To put it simply - flaws don't matter. What matters is finding someone who is COMPATIBLE with them. Everyone has their flaws, quirks, shortcomings, bad habits, etc. But in the end, you need to be someone's FIRST CHOICE. You are not his first choice. It doesn't matter if you are unhappy with your looks or feel you have many flaws. The point is that you are not his first choice. Period. That is insulting to only use you for your company and interest when it suits him. It's selfish and disrespectful.

You are not perfect. No one is. I have a lot of flaws. In some ways I'm super mellow and understanding and patient and low maintenance, but I also have some ways in which I'm high maintenance. I can be kind of bossy, I'm really thin rather than nicely shapely. I'm awkward and dorky and have a short attention span. But you know? My boyfriend has a lot of flaws too, and a lot of baggage from his past and things he is trying to work through. And it's okay because we suit each other.

Showering you with compliments is something anyone can do. It's manipulative to keep you around, whether he means it maliciously or not.

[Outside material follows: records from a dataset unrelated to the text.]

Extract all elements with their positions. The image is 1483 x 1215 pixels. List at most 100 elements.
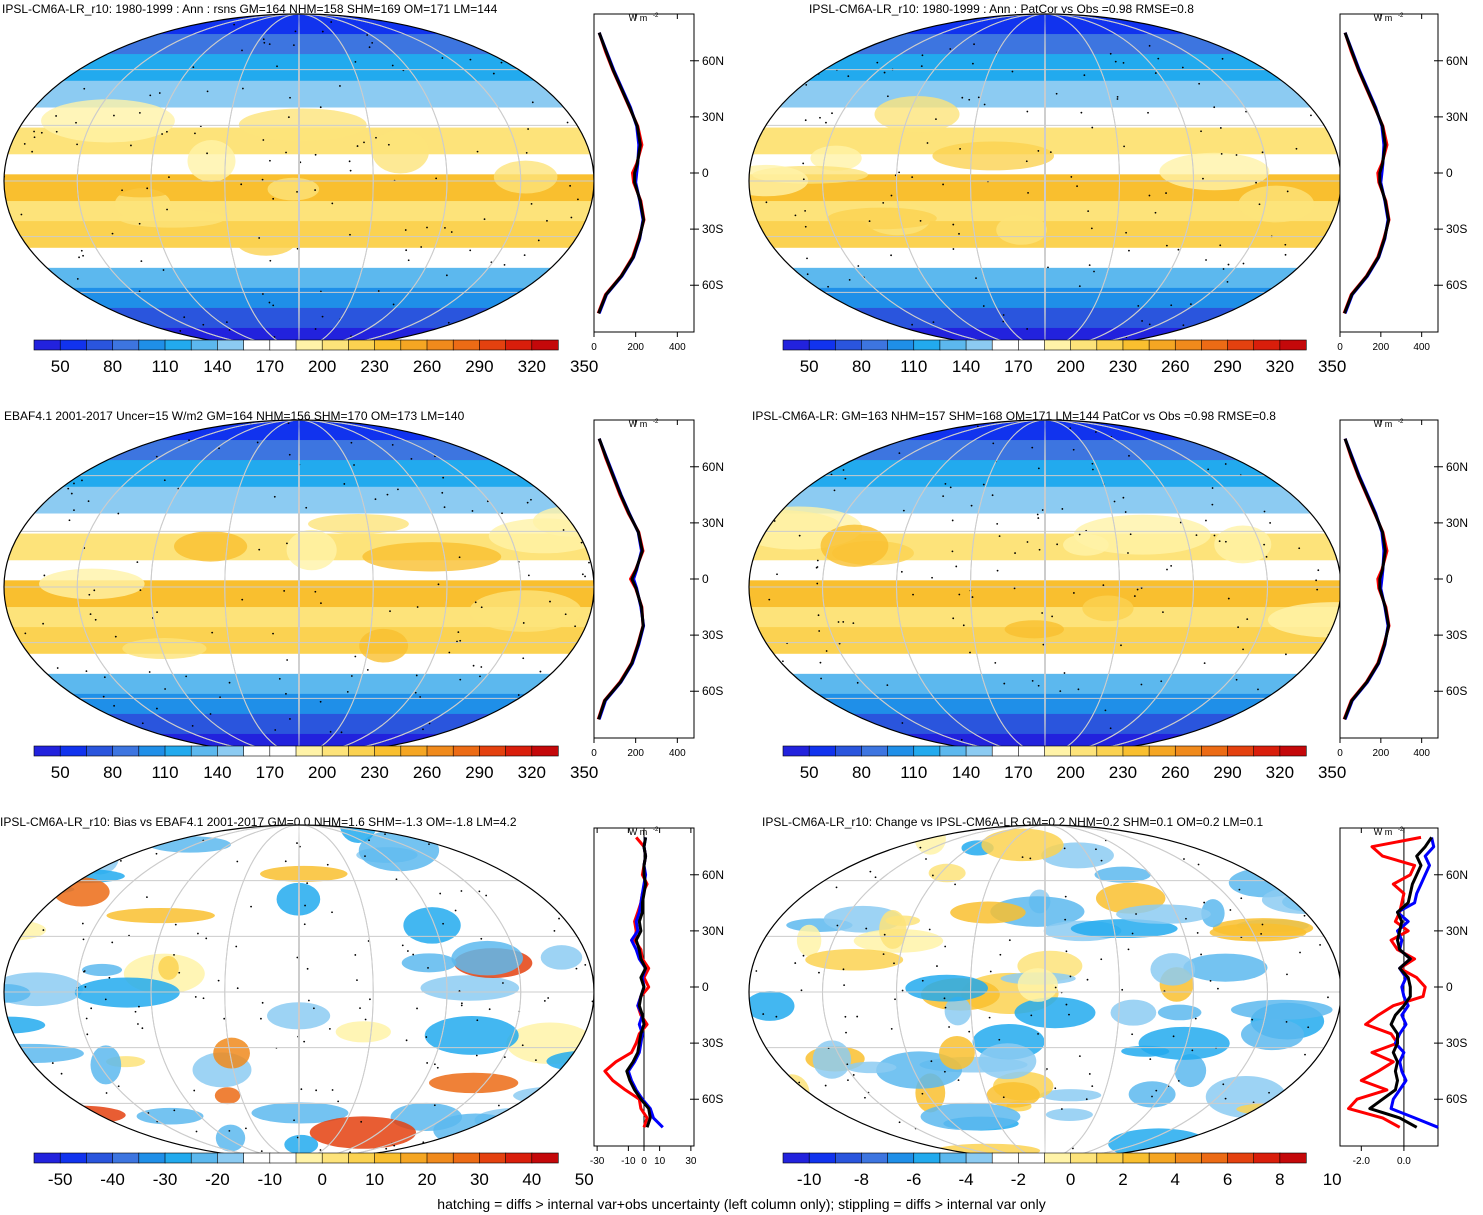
field-blob [996,214,1047,245]
lat-tick-label: 30S [702,628,723,642]
colorbar-swatch [164,339,192,351]
field-blob [805,948,904,971]
colorbar-label: -50 [48,1170,73,1189]
colorbar-swatch [1096,1152,1124,1164]
field-blob [1228,867,1303,898]
colorbar-label: 2 [1118,1170,1127,1189]
colorbar-label: -20 [205,1170,230,1189]
field-blob [493,160,558,194]
colorbar-swatch [1096,745,1124,757]
colorbar-swatch [112,1152,140,1164]
colorbar-swatch [505,1152,533,1164]
colorbar-swatch [1148,339,1176,351]
field-blob [49,836,111,853]
colorbar-label: 260 [413,763,441,782]
field-blob [238,108,367,141]
field-blob [1240,1018,1304,1051]
panel-title-3: EBAF4.1 2001-2017 Uncer=15 W/m2 GM=164 N… [4,409,465,423]
colorbar-swatch [321,745,350,757]
x-tick-label: 200 [627,342,644,353]
units-superscript: -2 [1398,827,1404,833]
colorbar-swatch [1148,745,1176,757]
colorbar-swatch [861,1152,889,1164]
colorbar-swatch [374,339,402,351]
colorbar-label: 200 [1056,357,1084,376]
field-blob [986,1082,1040,1108]
field-blob [1236,1102,1325,1116]
colorbar-6: -10 -8 -6 -4 -2 0 2 4 6 8 10 [782,1152,1342,1189]
field-blob [1073,514,1211,555]
lat-tick-label: 60S [702,1092,723,1106]
x-tick-label: -10 [621,1156,636,1167]
field-blob [284,1134,319,1155]
colorbar-1: 50 80 110 140 170 200 230 260 290 320 350 [33,339,598,376]
lat-tick-label: 30N [702,516,724,530]
colorbar-label: 140 [203,763,231,782]
map-panel-3 [3,419,595,755]
field-blob [362,542,502,572]
field-blob [424,1016,519,1055]
colorbar-swatch [452,745,481,757]
map-panel-2 [748,13,1342,349]
colorbar-label: 230 [1109,357,1137,376]
x-tick-label: 30 [685,1156,697,1167]
map-panel-5 [3,824,595,1160]
field-blob [4,1043,84,1064]
graticule [749,14,1341,348]
graticule [749,420,1341,754]
colorbar-label: 0 [1066,1170,1075,1189]
x-tick-label: 0 [591,342,597,353]
profile-panel-3: W m -2 60N 30N 0 30S 60S 0 200 400 [591,419,724,759]
field-blob [106,908,215,924]
field-blob [914,825,946,855]
units-superscript: -2 [653,13,659,19]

If you want to confront him, one thing you could point out is how you are always a last resort when his other girls don't work out and how disrespectful that is. Girls have behaved that way with my boyfriend and it has taken him years to work on moving past it and resist it. Because, although he only 'needs' you occasionally, it still does feel really good to be needed and you find yourself leaping to be there for him. But patterns are hard to break and it looks like it's up to YOU to make the change. YOU deserve better as a decent human being. You don't deserve to be just an OPTION he keeps in the back of the cupboard that only occasionally gets a turn at feeling good with him. Your partner should build you up. Period. Not just occasionally, but steadily, be supportive, accepting. That requires more substance than this occasional crap. It requires being someone's priority. You deserve that.